DF-003 has shown remarkable promise in preclinical studies, particularly in a ROSAH mouse model, where it demonstrated significant activity. Its unique mechanism of action, targeting the gain-of-function ALPK1 mutation responsible for ROSAH syndrome, sets it apart as a groundbreaking therapeutic option. Moreover, the drug has received a Rare Pediatric Designation from the FDA, highlighting its potential to address unmet medical needs in this vulnerable patient population.
"We are delighted to offer a promising new therapeutic with the potential to improve ocular and systemic outcomes in ROSAH syndrome," commented Lloyd Williams, M.D., Ph.D., Director of Global Ophthalmology at Duke University. "Until now, treatments for ROSAH have addressed the symptoms, but not the genetic root cause of the disease.1
Dr. Jeysen Yogaratnam, Chief Medical Officer at Drug Farm, emphasized the precision of DF-003 in targeting the mutant ALPK1, stating, "We have developed a precision drug that inhibits mutant ALPK1 and may stop the progression of the disease in patients afflicted with ROSAH."
Dr.

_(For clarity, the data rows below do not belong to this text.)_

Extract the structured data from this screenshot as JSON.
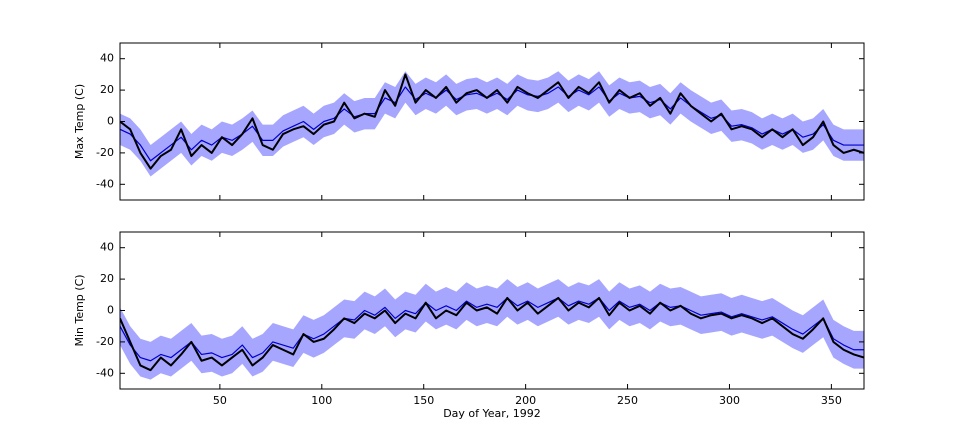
{
  "chart_data": [
    {
      "type": "line",
      "ylabel": "Max Temp (C)",
      "x": [
        1,
        6,
        11,
        16,
        21,
        26,
        31,
        36,
        41,
        46,
        51,
        56,
        61,
        66,
        71,
        76,
        81,
        86,
        91,
        96,
        101,
        106,
        111,
        116,
        121,
        126,
        131,
        136,
        141,
        146,
        151,
        156,
        161,
        166,
        171,
        176,
        181,
        186,
        191,
        196,
        201,
        206,
        211,
        216,
        221,
        226,
        231,
        236,
        241,
        246,
        251,
        256,
        261,
        266,
        271,
        276,
        281,
        286,
        291,
        296,
        301,
        306,
        311,
        316,
        321,
        326,
        331,
        336,
        341,
        346,
        351,
        356,
        361,
        366
      ],
      "xlim": [
        1,
        366
      ],
      "xticks": [
        50,
        100,
        150,
        200,
        250,
        300,
        350
      ],
      "ylim": [
        -50,
        50
      ],
      "yticks": [
        -40,
        -20,
        0,
        20,
        40
      ],
      "band": {
        "color": "#a6a6ff",
        "low": [
          -15,
          -18,
          -25,
          -35,
          -30,
          -25,
          -20,
          -28,
          -22,
          -25,
          -20,
          -22,
          -18,
          -13,
          -22,
          -22,
          -16,
          -13,
          -10,
          -15,
          -10,
          -8,
          -2,
          -7,
          -5,
          -5,
          5,
          2,
          12,
          4,
          8,
          5,
          10,
          4,
          7,
          8,
          5,
          8,
          4,
          10,
          7,
          6,
          8,
          12,
          6,
          10,
          7,
          12,
          3,
          8,
          5,
          6,
          2,
          4,
          -2,
          5,
          0,
          -4,
          -8,
          -6,
          -13,
          -12,
          -14,
          -18,
          -15,
          -18,
          -15,
          -20,
          -18,
          -12,
          -22,
          -25,
          -25,
          -25
        ],
        "high": [
          5,
          2,
          -5,
          -15,
          -10,
          -5,
          0,
          -8,
          -2,
          -5,
          0,
          -2,
          2,
          7,
          -2,
          -2,
          4,
          7,
          10,
          5,
          10,
          12,
          18,
          13,
          15,
          15,
          25,
          22,
          32,
          24,
          28,
          25,
          30,
          24,
          27,
          28,
          25,
          28,
          24,
          30,
          27,
          26,
          28,
          32,
          26,
          30,
          27,
          32,
          23,
          28,
          25,
          26,
          22,
          24,
          18,
          25,
          20,
          16,
          12,
          14,
          7,
          8,
          6,
          2,
          5,
          2,
          5,
          0,
          2,
          8,
          -2,
          -5,
          -5,
          -5
        ]
      },
      "series": [
        {
          "color": "#0000cc",
          "width": 1.2,
          "values": [
            -5,
            -8,
            -15,
            -25,
            -20,
            -15,
            -10,
            -18,
            -12,
            -15,
            -10,
            -12,
            -8,
            -3,
            -12,
            -12,
            -6,
            -3,
            0,
            -5,
            0,
            2,
            8,
            3,
            5,
            5,
            15,
            12,
            22,
            14,
            18,
            15,
            20,
            14,
            17,
            18,
            15,
            18,
            14,
            20,
            17,
            16,
            18,
            22,
            16,
            20,
            17,
            22,
            13,
            18,
            15,
            16,
            12,
            14,
            8,
            15,
            10,
            6,
            2,
            4,
            -3,
            -2,
            -4,
            -8,
            -5,
            -8,
            -5,
            -10,
            -8,
            -2,
            -12,
            -15,
            -15,
            -15
          ]
        },
        {
          "color": "#000000",
          "width": 2,
          "values": [
            0,
            -5,
            -20,
            -30,
            -22,
            -18,
            -5,
            -22,
            -15,
            -20,
            -10,
            -15,
            -8,
            2,
            -15,
            -18,
            -8,
            -5,
            -3,
            -8,
            -2,
            0,
            12,
            2,
            5,
            3,
            20,
            10,
            30,
            12,
            20,
            15,
            22,
            12,
            18,
            20,
            15,
            20,
            12,
            22,
            18,
            15,
            20,
            25,
            15,
            22,
            18,
            25,
            12,
            20,
            15,
            18,
            10,
            15,
            5,
            18,
            10,
            5,
            0,
            5,
            -5,
            -3,
            -5,
            -10,
            -5,
            -10,
            -5,
            -15,
            -10,
            0,
            -15,
            -20,
            -18,
            -20
          ]
        }
      ]
    },
    {
      "type": "line",
      "ylabel": "Min Temp (C)",
      "xlabel": "Day of Year, 1992",
      "x": [
        1,
        6,
        11,
        16,
        21,
        26,
        31,
        36,
        41,
        46,
        51,
        56,
        61,
        66,
        71,
        76,
        81,
        86,
        91,
        96,
        101,
        106,
        111,
        116,
        121,
        126,
        131,
        136,
        141,
        146,
        151,
        156,
        161,
        166,
        171,
        176,
        181,
        186,
        191,
        196,
        201,
        206,
        211,
        216,
        221,
        226,
        231,
        236,
        241,
        246,
        251,
        256,
        261,
        266,
        271,
        276,
        281,
        286,
        291,
        296,
        301,
        306,
        311,
        316,
        321,
        326,
        331,
        336,
        341,
        346,
        351,
        356,
        361,
        366
      ],
      "xlim": [
        1,
        366
      ],
      "xticks": [
        50,
        100,
        150,
        200,
        250,
        300,
        350
      ],
      "ylim": [
        -50,
        50
      ],
      "yticks": [
        -40,
        -20,
        0,
        20,
        40
      ],
      "band": {
        "color": "#a6a6ff",
        "low": [
          -22,
          -34,
          -42,
          -44,
          -40,
          -42,
          -37,
          -32,
          -40,
          -39,
          -42,
          -40,
          -34,
          -42,
          -39,
          -32,
          -34,
          -36,
          -27,
          -30,
          -27,
          -22,
          -17,
          -18,
          -12,
          -15,
          -10,
          -17,
          -12,
          -14,
          -7,
          -12,
          -9,
          -12,
          -6,
          -10,
          -8,
          -10,
          -4,
          -9,
          -6,
          -10,
          -7,
          -4,
          -9,
          -6,
          -8,
          -4,
          -12,
          -6,
          -10,
          -8,
          -12,
          -7,
          -10,
          -9,
          -12,
          -15,
          -14,
          -13,
          -16,
          -14,
          -16,
          -18,
          -16,
          -20,
          -24,
          -27,
          -22,
          -17,
          -30,
          -34,
          -37,
          -37
        ],
        "high": [
          2,
          -10,
          -18,
          -20,
          -16,
          -18,
          -13,
          -8,
          -16,
          -15,
          -18,
          -16,
          -10,
          -18,
          -15,
          -8,
          -10,
          -12,
          -3,
          -6,
          -3,
          2,
          7,
          6,
          12,
          9,
          14,
          7,
          12,
          10,
          17,
          12,
          15,
          12,
          18,
          14,
          16,
          14,
          20,
          15,
          18,
          14,
          17,
          20,
          15,
          18,
          16,
          20,
          12,
          18,
          14,
          16,
          12,
          17,
          14,
          15,
          12,
          9,
          10,
          11,
          8,
          10,
          8,
          6,
          8,
          4,
          0,
          -3,
          2,
          7,
          -6,
          -10,
          -13,
          -13
        ]
      },
      "series": [
        {
          "color": "#0000cc",
          "width": 1.2,
          "values": [
            -10,
            -22,
            -30,
            -32,
            -28,
            -30,
            -25,
            -20,
            -28,
            -27,
            -30,
            -28,
            -22,
            -30,
            -27,
            -20,
            -22,
            -24,
            -15,
            -18,
            -15,
            -10,
            -5,
            -6,
            0,
            -3,
            2,
            -5,
            0,
            -2,
            5,
            0,
            3,
            0,
            6,
            2,
            4,
            2,
            8,
            3,
            6,
            2,
            5,
            8,
            3,
            6,
            4,
            8,
            0,
            6,
            2,
            4,
            0,
            5,
            2,
            3,
            0,
            -3,
            -2,
            -1,
            -4,
            -2,
            -4,
            -6,
            -4,
            -8,
            -12,
            -15,
            -10,
            -5,
            -18,
            -22,
            -25,
            -25
          ]
        },
        {
          "color": "#000000",
          "width": 2,
          "values": [
            -5,
            -20,
            -35,
            -38,
            -30,
            -35,
            -28,
            -20,
            -32,
            -30,
            -35,
            -30,
            -25,
            -35,
            -30,
            -22,
            -25,
            -28,
            -15,
            -20,
            -18,
            -12,
            -5,
            -8,
            -2,
            -5,
            0,
            -8,
            -2,
            -5,
            5,
            -5,
            0,
            -3,
            5,
            0,
            2,
            -2,
            8,
            0,
            5,
            -2,
            3,
            8,
            0,
            5,
            2,
            8,
            -3,
            5,
            0,
            3,
            -2,
            5,
            0,
            3,
            -2,
            -5,
            -3,
            -2,
            -5,
            -3,
            -5,
            -8,
            -5,
            -10,
            -15,
            -18,
            -12,
            -5,
            -20,
            -25,
            -28,
            -30
          ]
        }
      ]
    }
  ]
}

Henri Lichenstein, CEO of Drug Farm, expressed excitement about the rapid progress of the DF-003 program, underscoring the company's mission to provide safe and effective therapies for ROSAH patients. He also highlighted the potential of DF-003 in addressing cardio-renal diseases, based on compelling preclinical data.
The upcoming clinical trial for DF-003 will assess its safety, pharmacokinetics, and efficacy in ROSAH patients. With FDA clearance secured, Drug Farm is poised to advance the development of this novel therapy, offering new hope to individuals affected by ROSAH syndrome.
ROSAH syndrome, or Retinal Ocular Syndrome with Angioid Streaks and Hyperplasia of the Retinal Pigment Epithelium, is a rare genetic disorder characterized by abnormalities in the retina and surrounding ocular structures. It is typically associated with mutations in the ALPK1 gene, leading to the development of angioid streaks, hyperplasia of the retinal pigment epithelium, and other retinal changes. These abnormalities can result in vision loss, retinal hemorrhages, and other ocular complications.
ROSAH syndrome presents significant challenges for patients and healthcare providers due to its rarity and the limited understanding of its underlying mechanisms. Currently, treatment options for ROSAH syndrome are limited, with most interventions focusing on managing symptoms and preventing complications.